The sophisticated new technology involves aircraft broadcasting their positional data every second, which is received in radar-type format by ground-based ADS-B receivers and forwarded to Air Traffic Controllers.
"The new airspace surveillance system, ADS-B, provides an alternative to potential multi-million dollar investments in radar technology, realising savings of up to 90 percent and associated maintenance costs. It also significantly reduces the pressure on increasing air navigation service charges," he said.
Mr Truss said ADS-B is well suited to countries with a large land mass and difficult terrain.
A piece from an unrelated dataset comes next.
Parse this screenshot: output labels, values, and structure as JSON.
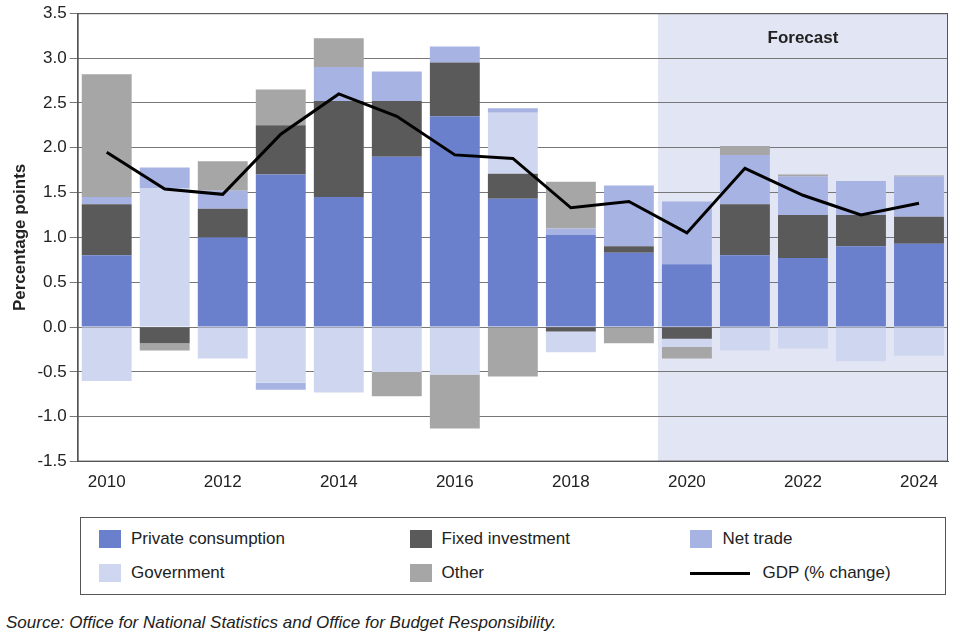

Other countries in Asia and the Pacific will now also be able to sign up to use the new technology, he said.
"Wide-ranging take-up of the new system in the Asia-Pacific has the potential to accelerate co-operation in air traffic management system development in our region, and also to provide a model that can be useful to other regions such as Africa and Latin America.
"Australia is making plans to become the first country in the world to implement ADS-B technology nationally, which will provide radar-like service across the entire upper-level airspace by early 2007," he said
Details of the alliance and the Indonesian trial were released today at the annual Air Navigation Services Provider conference, ATC Maastricht in The Netherlands.